The Difference Between FHA & VA Loans

By JaKaye Jesse

The main purpose of the Federal Housing Administration (FHA) and the Veterans Administration (VA) is to provide an opportunity for individuals with lower income to purchase a home. Both departments do not actually provide loans; they insure loans that are made to individuals by private lenders. Each program will take into consideration your credit rating. The main difference between the two programs is that FHA loans are open to the general public and VA loans are open to military personnel.

In 1934, during the Great Depression the Federal Housing Administration was created to give lower income individuals the chance to own a piece of the American dream. The department is part of the Department of Housing and Urban Development (HUD). HUD provides an added level of security by insuring the loans made by private insurers. One of the advantages of applying for a FHA loan is that you don’t need a high level of income to qualify.

The Veterans Administration Home Loan Guaranty Program was enacted as a part of the Serviceman’s Readjustment Act of 1944. The program is a part of the Veterans Administration and it insures loans made by private lenders to eligible program participants. The main advantage is that any current or former reservist of the armed service can apply to the home loan program without income level restriction. Eligibility is determined by the VA.
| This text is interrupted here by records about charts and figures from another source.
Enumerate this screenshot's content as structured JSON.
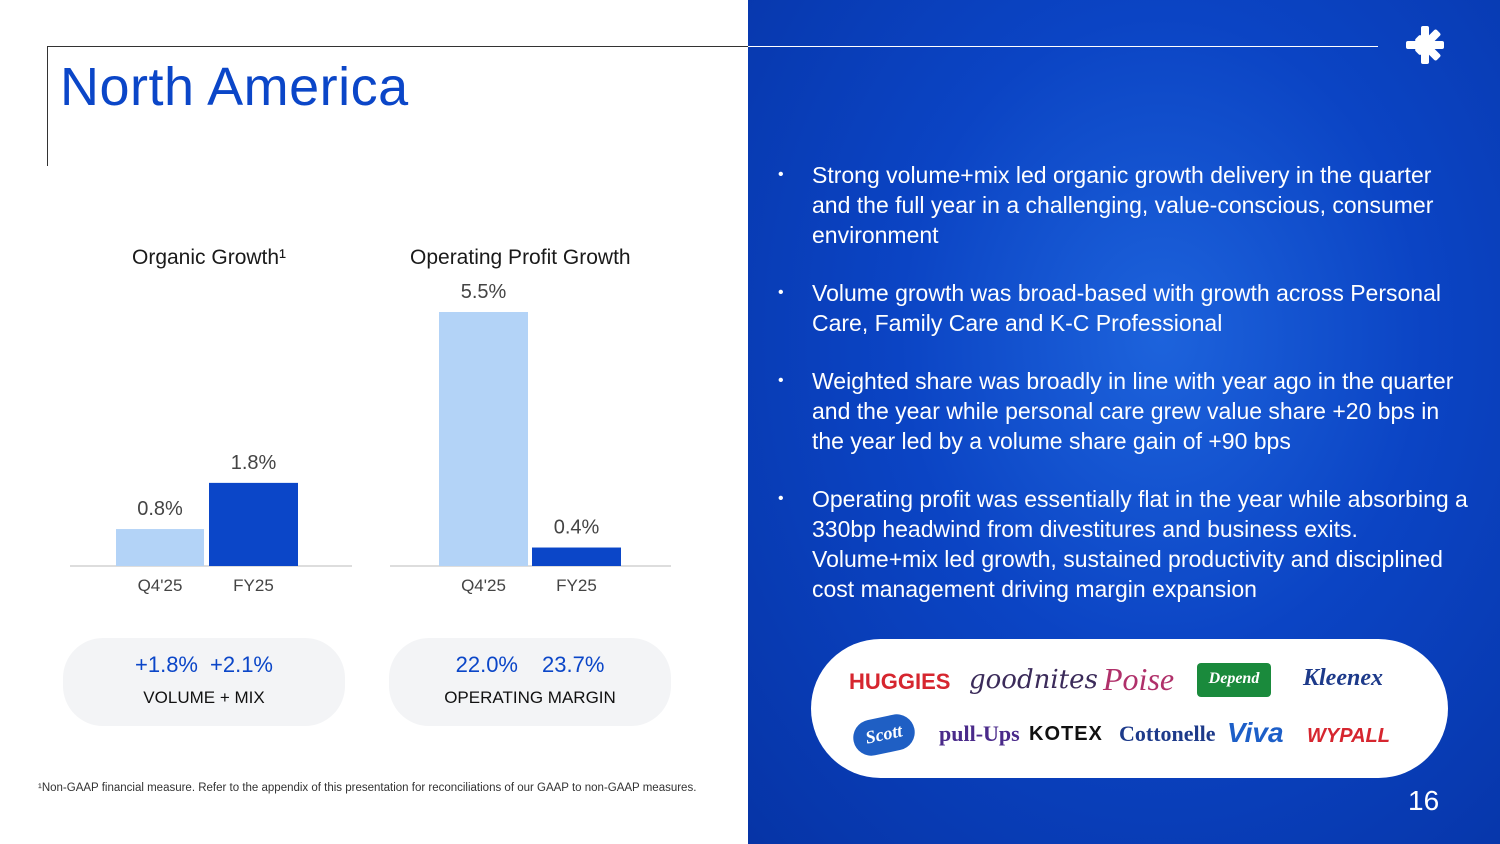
{
  "title": "North America",
  "charts": {
    "organic": {
      "title": "Organic Growth¹",
      "categories": [
        "Q4'25",
        "FY25"
      ],
      "values": [
        0.8,
        1.8
      ],
      "labels": [
        "0.8%",
        "1.8%"
      ]
    },
    "opprofit": {
      "title": "Operating Profit Growth",
      "categories": [
        "Q4'25",
        "FY25"
      ],
      "values": [
        5.5,
        0.4
      ],
      "labels": [
        "5.5%",
        "0.4%"
      ]
    }
  },
  "chart_data": [
    {
      "type": "bar",
      "title": "Organic Growth¹",
      "categories": [
        "Q4'25",
        "FY25"
      ],
      "values": [
        0.8,
        1.8
      ],
      "colors": [
        "#b3d3f7",
        "#0b46c8"
      ]
    },
    {
      "type": "bar",
      "title": "Operating Profit Growth",
      "categories": [
        "Q4'25",
        "FY25"
      ],
      "values": [
        5.5,
        0.4
      ],
      "colors": [
        "#b3d3f7",
        "#0b46c8"
      ]
    }
  ],
  "pills": {
    "volume": {
      "v1": "+1.8%",
      "v2": "+2.1%",
      "label": "VOLUME + MIX"
    },
    "margin": {
      "v1": "22.0%",
      "v2": "23.7%",
      "label": "OPERATING MARGIN"
    }
  },
  "footnote": "¹Non-GAAP financial measure. Refer to the appendix of this presentation for reconciliations of our GAAP to non-GAAP measures.",
  "bullets": [
    "Strong volume+mix led organic growth delivery in the quarter and the full year in a challenging, value-conscious, consumer environment",
    "Volume growth was broad-based with growth across Personal Care, Family Care and K-C Professional",
    "Weighted share was broadly in line with year ago in the quarter and the year while personal care grew value share +20 bps in the year led by a volume share gain of +90 bps",
    "Operating profit was essentially flat in the year while absorbing a 330bp headwind from divestitures and business exits. Volume+mix led growth, sustained productivity and disciplined cost management driving margin expansion"
  ],
  "brands": [
    "HUGGIES",
    "goodnites",
    "Poise",
    "Depend",
    "Kleenex",
    "Scott",
    "pull-Ups",
    "KOTEX",
    "Cottonelle",
    "Viva",
    "WYPALL"
  ],
  "page_number": "16",
  "colors": {
    "accent": "#0b46c8",
    "light_bar": "#b3d3f7",
    "panel": "#0b44c4"
  }
}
FHA loans requires a down payment as low as 3 percent of the home purchase price versus the 20 percent down payment usually required to purchase a home.

VA loans do not have a required minimal down payment. The down payment for a VA loan can be as low as 0 percent on a home up to $417,000. All program participants can apply for a loan over and over again as long as they meet the VA requirements.

FHA and VA loans both offer low interest rates that are generally below the standard market rate. Monthly payments will be low on a newly purchased home.

FHA and VA loans prohibit certain types of fees charged by private lenders, escrow companies, settlement agencies and title companies. These fees are usually paid by the seller, but the catch is that the seller may not want to negotiate or be flexible with the price of the home.

FHA loans require the program participant to pay a Mortgage Insurance Premium (MID) which is usually higher than for a conventional program loan. For FHA loans, the program participant will be charged an MID that is equal to 1.5 percent of the purchase price of the home and a renewal premium of .500 percent for the subsequent years of the loan. The MID can be financed into the mortgage.

VA loans usually require that the participant pay a funding fee, but the fee can be added and financed into the loan. If the program participant can prove disability, a fee exemption is applied.